Canadian crude oil exports to the United States have declined due to lower world oil prices, a severe winter and synthetic crude processor maintenance, industry sources said on Wednesday.
One trader said crude oil exports could drop as much as 300,000 barrels per day by the end of spring, or about 15 percent of total crude exports of 2 million bpd.

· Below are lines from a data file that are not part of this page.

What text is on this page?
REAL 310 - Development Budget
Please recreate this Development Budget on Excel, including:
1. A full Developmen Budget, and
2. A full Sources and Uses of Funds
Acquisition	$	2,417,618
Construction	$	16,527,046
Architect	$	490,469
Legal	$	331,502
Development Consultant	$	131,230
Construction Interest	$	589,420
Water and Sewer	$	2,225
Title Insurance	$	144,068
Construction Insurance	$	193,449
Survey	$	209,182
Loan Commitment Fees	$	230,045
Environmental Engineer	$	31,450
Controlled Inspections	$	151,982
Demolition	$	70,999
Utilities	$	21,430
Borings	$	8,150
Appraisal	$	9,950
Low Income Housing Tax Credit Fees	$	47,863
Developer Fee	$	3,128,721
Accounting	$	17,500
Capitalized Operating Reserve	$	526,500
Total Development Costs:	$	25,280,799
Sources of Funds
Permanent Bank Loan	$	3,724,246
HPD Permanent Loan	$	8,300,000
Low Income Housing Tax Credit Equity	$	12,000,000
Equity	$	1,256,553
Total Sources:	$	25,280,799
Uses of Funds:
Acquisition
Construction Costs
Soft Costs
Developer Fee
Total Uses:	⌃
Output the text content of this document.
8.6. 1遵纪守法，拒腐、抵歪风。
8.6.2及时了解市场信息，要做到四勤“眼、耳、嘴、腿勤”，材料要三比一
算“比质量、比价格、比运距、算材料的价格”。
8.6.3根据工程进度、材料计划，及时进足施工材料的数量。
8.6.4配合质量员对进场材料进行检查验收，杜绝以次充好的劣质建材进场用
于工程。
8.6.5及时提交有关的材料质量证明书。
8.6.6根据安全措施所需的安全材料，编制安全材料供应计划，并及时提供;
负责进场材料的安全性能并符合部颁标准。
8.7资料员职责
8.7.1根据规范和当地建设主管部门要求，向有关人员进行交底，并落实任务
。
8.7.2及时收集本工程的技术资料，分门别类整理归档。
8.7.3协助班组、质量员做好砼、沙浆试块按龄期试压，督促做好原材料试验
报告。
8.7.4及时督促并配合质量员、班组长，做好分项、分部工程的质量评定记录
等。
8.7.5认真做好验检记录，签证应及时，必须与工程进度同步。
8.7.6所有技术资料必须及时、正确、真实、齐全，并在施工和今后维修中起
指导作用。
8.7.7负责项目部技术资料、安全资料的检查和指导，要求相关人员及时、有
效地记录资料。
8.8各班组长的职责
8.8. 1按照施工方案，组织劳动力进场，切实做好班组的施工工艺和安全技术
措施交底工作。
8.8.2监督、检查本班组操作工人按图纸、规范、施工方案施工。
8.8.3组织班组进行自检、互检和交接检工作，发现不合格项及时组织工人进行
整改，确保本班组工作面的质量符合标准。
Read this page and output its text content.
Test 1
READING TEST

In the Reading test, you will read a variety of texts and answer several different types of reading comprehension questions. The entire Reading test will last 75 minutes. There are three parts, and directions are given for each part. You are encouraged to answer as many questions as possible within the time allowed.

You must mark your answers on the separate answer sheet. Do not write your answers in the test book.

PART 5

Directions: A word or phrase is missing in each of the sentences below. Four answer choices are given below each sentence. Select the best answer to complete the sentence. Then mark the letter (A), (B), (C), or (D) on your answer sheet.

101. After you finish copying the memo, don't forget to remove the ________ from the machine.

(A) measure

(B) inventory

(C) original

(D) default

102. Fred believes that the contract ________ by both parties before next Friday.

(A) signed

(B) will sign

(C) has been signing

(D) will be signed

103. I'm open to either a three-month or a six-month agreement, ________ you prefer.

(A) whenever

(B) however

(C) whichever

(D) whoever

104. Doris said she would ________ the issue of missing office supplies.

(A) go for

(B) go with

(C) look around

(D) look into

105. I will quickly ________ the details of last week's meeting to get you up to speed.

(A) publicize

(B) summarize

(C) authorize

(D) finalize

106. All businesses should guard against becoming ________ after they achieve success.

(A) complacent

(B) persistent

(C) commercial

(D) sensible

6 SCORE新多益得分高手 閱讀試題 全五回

Others said the decline was smaller.
As much as 75,000 barrels a day of dropoff is due to maintenance work on a coker at Syncrude Canada Ltd, which processes synthetic Canadian crude oil.
Enbridge，the biggest pipeline shipper of Canadian crude into the United States, said its pipeline is flowing virtually full at 1.5 million barrels per day.
Canada is the largest source of U.S. imported oil, accounting for 21 percent of crude oil imports in December, the U.S. Energy Information Administration said.
“They had to cut back when crude got down into the $30’s and still had a discount of $6 to $8 on Canadian heavy,” a trader said. “They’ve had a severe winter in Alberta.”
Analyst Jim Ritterbusch, president of Ritterbusch & Associates, said U.S. storage at Cushing, Oklahoma, dropped as much as 300,000 barrels this week due to Canadian cuts.
Analyst Martin King of FirstEnergy said he doubted any Canadian oil production was being shut in Canada due to prices or weather and said the dropoff is much smaller.
“It’s not big,” King said.
The trader said the drop could be smaller but he saw evidence of a slowdown in Canadian heavy oil production on top of the Syncrude maintenance impact and said it could persist.
“With prices low, there’s little incentive to perform maintenance. It’s still cold. Then, with spring thaw, they load trucks half full,” the trader said.